O fornecimento dos fármacos é de responsabilidade solidária do Ministério da Saúde, do Governo Federal, em conjunto com os estados e prefeituras do país. No entanto, a má gestão e a falta de planejamento dos responsáveis pelo fornecimento e distribuição desses medicamentos prejudicam diretamente os vulneráveis.

No contexto que estamos, o Poder Público depende de processos burocráticos e nem sempre tem todo dinheiro necessário para comprar os remédios. E isso acontece por vários motivos, desde a alta flutuação do dólar, a necessidade de realocar os recursos da assistência farmacêutica para a compra de outro medicamento, até problemas com a logística do produto em um país de dimensões continentais como o Brasil.

A falta dos fármacos traz inúmeros prejuízos para a população doente, por exemplo, no caso de um paciente portador de esclerose múltipla que utiliza mensalmente o medicamento Natalizumabe.

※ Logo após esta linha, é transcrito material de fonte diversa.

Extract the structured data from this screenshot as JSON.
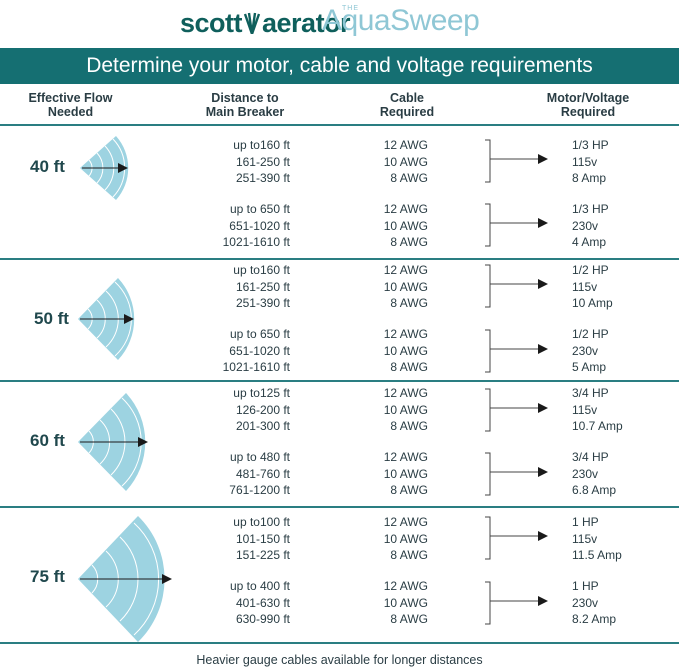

Os especialistas na doença de esclerose destacam que é uma doença autoimune que afeta o sistema nervoso. Ela causa uma inflamação que afeta o cérebro e a medula espinhal e são sintomas evolutivos. E a descontinuidade do uso do medicamento tem como grande risco os surtos. São crises nas quais o paciente pode desenvolver uma sequela nova, como perda de equilíbrio e força.

Como proceder

Diante da importância da utilização desses medicamentos para garantir o bem-estar dos pacientes, caso o medicamento essencial para o tratamento de determinado paciente esteja em falta, a saída é ingressar com uma ação judicial justificando a extrema necessidade do fornecimento dele. Será feito um pedido de tutela antecipada para que o fármaco seja fornecido em um curto prazo sob pena de multa pelo descumprimento.

Os juízes de todo país estão cientes que, em alguns casos, a burocracia impede que tal determinação judicial seja cumprida com agilidade e alguns magistrados determinam que seja depositado judicialmente o valor em dinheiro para que a compra do medicamento seja feita pelo próprio consumidor apresentando a nota.

Importante abrir um parêntese para destacar que neste artigo trato daqueles medicamentos de alto custo que devem ser fornecidos pelos Estados, cuja lista é disponibilizada para a população. Quando se trata de medicamentos excepcionais (sem registro na Anvisa), ou seja, fora da lista, o Supremo Tribunal Federal determina que o paciente comprove alguns pontos para que as drogas sejam fornecidas, entre eles:

- Demora da Anvisa para registro do medicamento (mais de 365 dias);
- Existência de pedido de registro do medicamento no Brasil, salvo par a doenças raras e ultrarraras;
- Existência de registro do medicamento em renomadas agências de regulação no exterior;
- Inexistência de substituto terapêutico com registro no Brasil.

Em suma, seja por falta de estoque de algum fármaco, ausência na lista de fornecimento ou outro motivo, pelo princípio da universalidade do Sistema Único de Saúde, quando os medicamentos de alto custo não são encontrados via governo de forma administrativa, estes podem ser solicitados na Justiça e a população deve fazer uso de seus direitos para que não fique descoberta pela falta de medicamentos. Caso o paciente sofra problemas de saúde por consequência da falta de remédios que devem ser fornecidos pelo governo, cabe, em alguns casos, indenização.